- Observed by: Ancient Scottish Universities
- Type: Academic
- Date: Second Monday in February
- 2024 date: February 12
- 2025 date: February 10
- 2026 date: February 9
- 2027 date: February 8
- Frequency: annual

= Meal Monday =

Scottish traditional holiday

Meal Monday (also known as Oatmeal Monday) was a traditional holiday observed by the ancient universities of Scotland on the second Monday of February.

During the 17th century, Scottish university students lived in very basic accommodation and were required to bring their own fuel, firewood or peat, to maintain a fire. Their diet was meagre too, largely consisting of oatmeal, which they would make into porridge. This lifestyle would remain typical until the late 19th century. The Rev. James Sharp noted that as a student at the University of Edinburgh, "the liberal arts, sciences and theology were cultivated on oatmeal, with an occasional glass of beer on a Saturday night."

As the students' country homes or farms were some distance from the city universities, an occasional long weekend was scheduled to permit them to replenish their supplies. Originally, and until as recently as 1885, these Meal Mondays would occur regularly; the University of Edinburgh had one on the first Monday of every month. However, by 1896 Edinburgh established just one official holiday, on the second Monday in February.

Meal Monday remained widely observed in Scotland during the late 19th and 20th century, with Glasgow and Aberdeen Universities also having the academic holiday.
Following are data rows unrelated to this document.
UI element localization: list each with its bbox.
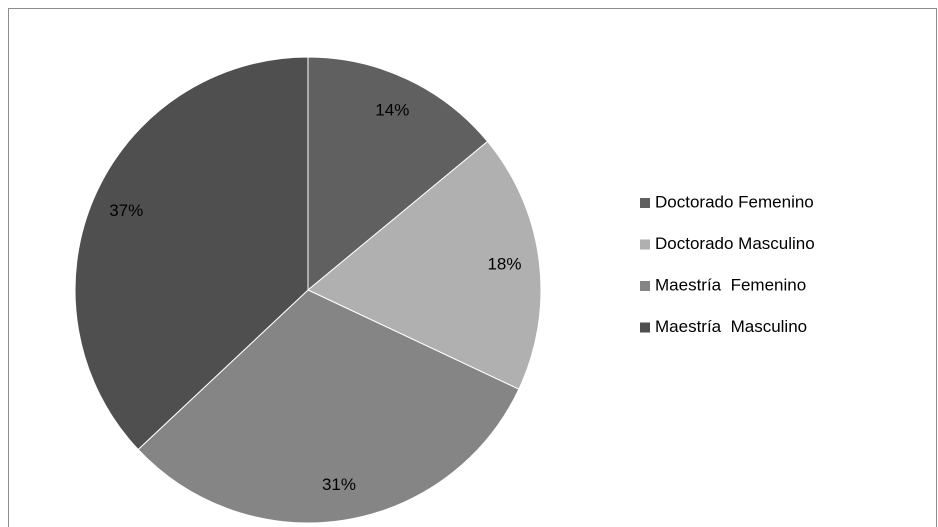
legend-swatch: [640, 198, 650, 208]
data-label: 37%: [109, 201, 143, 220]
legend-swatch: [640, 281, 650, 291]
legend-label: Maestría Femenino: [655, 275, 806, 294]
legend-swatch: [640, 239, 650, 250]
pie-slice: [307, 140, 542, 390]
pie-slice: [137, 289, 520, 524]
legend-label: Doctorado Femenino: [655, 192, 814, 211]
legend-label: Doctorado Masculino: [655, 234, 815, 253]
pie-slice: [74, 56, 309, 451]
legend-label: Maestría Masculino: [655, 317, 807, 336]
data-label: 31%: [322, 475, 356, 494]
data-label: 14%: [375, 100, 409, 119]
data-label: 18%: [487, 255, 521, 274]
pie-slice: [307, 56, 489, 292]
legend-swatch: [640, 322, 650, 333]
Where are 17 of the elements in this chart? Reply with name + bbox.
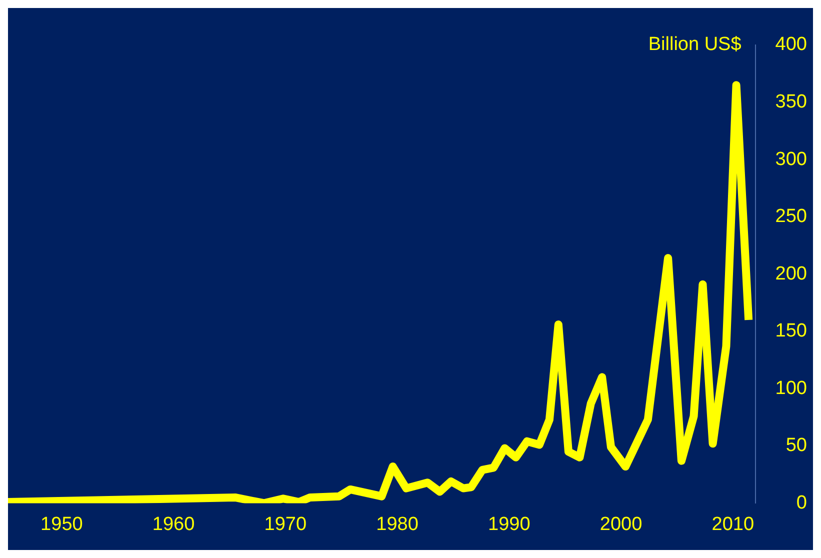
y-tick-label: 0 xyxy=(796,492,807,514)
y-tick-label: 350 xyxy=(775,92,807,113)
x-tick-label: 1970 xyxy=(264,514,307,535)
y-tick-label: 150 xyxy=(775,320,807,342)
x-tick-label: 1960 xyxy=(152,514,195,535)
y-tick-label: 200 xyxy=(775,263,807,284)
y-tick-label: 400 xyxy=(775,34,807,56)
y-tick-label: 100 xyxy=(775,378,807,399)
y-tick-label: 250 xyxy=(775,206,807,228)
x-tick-label: 1950 xyxy=(40,514,83,535)
x-tick-label: 2000 xyxy=(600,514,642,535)
y-axis-title: Billion US$ xyxy=(648,34,742,56)
y-tick-label: 50 xyxy=(786,435,807,456)
x-tick-label: 1980 xyxy=(376,514,418,535)
x-tick-label: 1990 xyxy=(488,514,530,535)
x-tick-label: 2010 xyxy=(712,514,754,535)
y-tick-label: 300 xyxy=(775,148,807,170)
In 2006, Scottish author Alexander McCall Smith reported that "[it] was still celebrated some 30 years ago, when I was a student, although nobody used it to fetch oatmeal." By the beginning of the 21st century, however, the Universities no longer afforded their students an official Meal Monday holiday, though the University of St. Andrews still maintains Meal Monday as a statutory holiday for "manual staff."